In a two-step process, drones could then be deployed automatically from the ground to fly to bushfire-affected areas to kickstart the distribution of aid and rescue operations.
Dr Scully-Power, co-founder of local drone company Ripper Group, has formed an alliance with others in the drone industry to help wildlife rescue charity WIRES save endangered animals in the bush. Drone alliance members say they were moved to help following reports that half a billion animals may have died in recent fires.
Dr Scully-Power said his satellite-drone proposal was based on an offer made to him by Bryce Goodman, chief strategist with the US Defence Department’s innovation unit, to help with Australia’s bushfire recovery by sharing advanced AI algorithms.
He said the development was the result of a public competition in the US sponsored by the Pentagon’s innovation unit in which participants were asked to build algorithms capable of automatically identifying and classifying damage to buildings, using before-and-after satellite images.
Dr Scully-Power said he had advised the chief of staff in Defence Minister Linda Reynolds’s office about the Pentagon unit’s offer to help, and believed the two Defence Departments were now “working closely together testing and applying algorithms”.
A spokesman for Senator Reynolds confirmed the Pentagon’s Defence Innovation Unit had provided her department with a series of developmental AI algorithms to “assess if they can help with detection and mapping of damage caused by bushfires”.
The spokesman also said the AI algorithms had been referred to the Australian Geospatial-Intelligence Organisation.
“These AIs, and those like them, could help Defence quickly generate important information that can be used both in domestic disaster management and in support of Defence’s international humanitarian assistance and disaster relief missions,” he said.
According to Dr Scully-Power, his own alliance group conducted a successful test on Wednesday with the support of NBN mobile trucks operating in remote bush areas to provide connectivity.
He said the NBN trucks had helped relay a series of high-definition satellite images of pockets of land that were not burnt out in the fires. Drones were then sent to the targeted areas as part of the test.
Dr Scully-Power said he was optimistic about his proposal, and that saving wildlife was the first stage of a wider use of satellite and drone technology that would require government support to work by agreeing to enhance satellite monitoring.
He also said he was facing some scepticism.
“From the Australian side, they are saying we are still developing this capability,” he said.

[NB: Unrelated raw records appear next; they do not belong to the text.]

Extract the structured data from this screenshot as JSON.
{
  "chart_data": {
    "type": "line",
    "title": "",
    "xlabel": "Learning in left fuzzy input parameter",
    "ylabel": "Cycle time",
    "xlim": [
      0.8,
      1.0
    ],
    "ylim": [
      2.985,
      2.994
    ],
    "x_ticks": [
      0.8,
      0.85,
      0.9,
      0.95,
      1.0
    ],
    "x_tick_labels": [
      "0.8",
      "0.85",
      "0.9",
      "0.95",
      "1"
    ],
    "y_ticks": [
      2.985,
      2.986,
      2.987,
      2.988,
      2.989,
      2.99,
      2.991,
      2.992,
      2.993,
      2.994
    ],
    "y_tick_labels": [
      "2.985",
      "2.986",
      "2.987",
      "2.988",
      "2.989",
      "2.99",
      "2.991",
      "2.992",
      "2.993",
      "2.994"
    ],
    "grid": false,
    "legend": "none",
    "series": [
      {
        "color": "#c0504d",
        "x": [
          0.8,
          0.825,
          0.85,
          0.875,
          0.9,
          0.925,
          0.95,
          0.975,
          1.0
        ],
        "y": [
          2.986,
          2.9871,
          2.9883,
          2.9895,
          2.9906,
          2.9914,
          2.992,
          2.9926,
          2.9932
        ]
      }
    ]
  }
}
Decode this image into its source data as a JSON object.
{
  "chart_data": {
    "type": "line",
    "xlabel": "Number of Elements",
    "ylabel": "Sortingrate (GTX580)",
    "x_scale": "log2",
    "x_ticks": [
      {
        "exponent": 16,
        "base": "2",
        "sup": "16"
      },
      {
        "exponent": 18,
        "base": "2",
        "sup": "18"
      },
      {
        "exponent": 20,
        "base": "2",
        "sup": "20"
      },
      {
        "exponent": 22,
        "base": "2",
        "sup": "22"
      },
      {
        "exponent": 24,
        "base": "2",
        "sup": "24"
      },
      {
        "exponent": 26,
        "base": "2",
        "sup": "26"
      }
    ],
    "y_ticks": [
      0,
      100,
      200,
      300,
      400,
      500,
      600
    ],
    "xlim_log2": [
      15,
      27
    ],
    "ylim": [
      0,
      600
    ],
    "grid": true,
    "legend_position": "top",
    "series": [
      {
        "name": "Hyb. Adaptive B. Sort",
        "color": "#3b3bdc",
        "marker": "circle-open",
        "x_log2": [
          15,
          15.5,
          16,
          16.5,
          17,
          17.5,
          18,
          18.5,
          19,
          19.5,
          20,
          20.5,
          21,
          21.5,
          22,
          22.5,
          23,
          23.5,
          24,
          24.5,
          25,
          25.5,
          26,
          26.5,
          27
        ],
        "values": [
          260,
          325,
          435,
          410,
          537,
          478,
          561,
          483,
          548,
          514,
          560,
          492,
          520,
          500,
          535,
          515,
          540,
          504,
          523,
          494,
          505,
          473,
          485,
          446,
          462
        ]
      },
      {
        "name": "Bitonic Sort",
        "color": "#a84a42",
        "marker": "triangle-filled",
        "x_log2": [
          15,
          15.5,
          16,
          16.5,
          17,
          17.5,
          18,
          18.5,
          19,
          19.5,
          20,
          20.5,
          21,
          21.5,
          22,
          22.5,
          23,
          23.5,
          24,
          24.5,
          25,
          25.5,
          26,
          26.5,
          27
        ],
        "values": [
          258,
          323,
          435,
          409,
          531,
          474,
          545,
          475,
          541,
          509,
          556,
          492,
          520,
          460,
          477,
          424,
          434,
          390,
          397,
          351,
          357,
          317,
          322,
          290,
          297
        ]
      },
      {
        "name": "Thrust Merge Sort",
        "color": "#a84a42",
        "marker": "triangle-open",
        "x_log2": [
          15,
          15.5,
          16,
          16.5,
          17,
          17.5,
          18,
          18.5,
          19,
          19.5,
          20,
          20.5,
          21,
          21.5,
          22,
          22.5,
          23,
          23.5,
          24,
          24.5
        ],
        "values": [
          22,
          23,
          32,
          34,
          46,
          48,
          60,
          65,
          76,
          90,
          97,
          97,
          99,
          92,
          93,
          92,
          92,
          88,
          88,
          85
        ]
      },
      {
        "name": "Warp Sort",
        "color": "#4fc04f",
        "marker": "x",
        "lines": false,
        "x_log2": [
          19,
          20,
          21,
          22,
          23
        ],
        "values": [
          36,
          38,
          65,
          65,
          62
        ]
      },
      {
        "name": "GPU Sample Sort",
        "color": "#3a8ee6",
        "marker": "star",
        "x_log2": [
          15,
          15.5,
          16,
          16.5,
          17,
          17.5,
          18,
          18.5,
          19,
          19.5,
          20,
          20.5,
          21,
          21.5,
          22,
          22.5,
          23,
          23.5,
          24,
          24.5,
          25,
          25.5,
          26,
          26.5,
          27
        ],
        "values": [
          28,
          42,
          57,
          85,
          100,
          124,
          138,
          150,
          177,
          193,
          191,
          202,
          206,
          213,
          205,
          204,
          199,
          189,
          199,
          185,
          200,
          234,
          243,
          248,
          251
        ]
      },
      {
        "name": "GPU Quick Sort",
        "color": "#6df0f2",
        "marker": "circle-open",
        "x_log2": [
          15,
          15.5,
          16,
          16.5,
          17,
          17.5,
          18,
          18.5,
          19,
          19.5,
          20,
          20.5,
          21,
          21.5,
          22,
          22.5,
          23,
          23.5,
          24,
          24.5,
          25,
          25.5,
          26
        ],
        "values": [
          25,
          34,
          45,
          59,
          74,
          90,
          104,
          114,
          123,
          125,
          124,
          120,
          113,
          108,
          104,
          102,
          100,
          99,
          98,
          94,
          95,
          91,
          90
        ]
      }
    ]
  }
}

“I think the Defence Department is also getting a bit of push-back from the fireys basically saying: ‘We’ve got it all under control, we don’t need any help, our planes know where everything is.’
“This is true up to a point, but when a bushfire comes through, they say ‘Australia is burning’. That’s where the high-resolution satellite and (two-step) thing comes in. By that stage, the fireys no longer have planes in the air spotting anything.”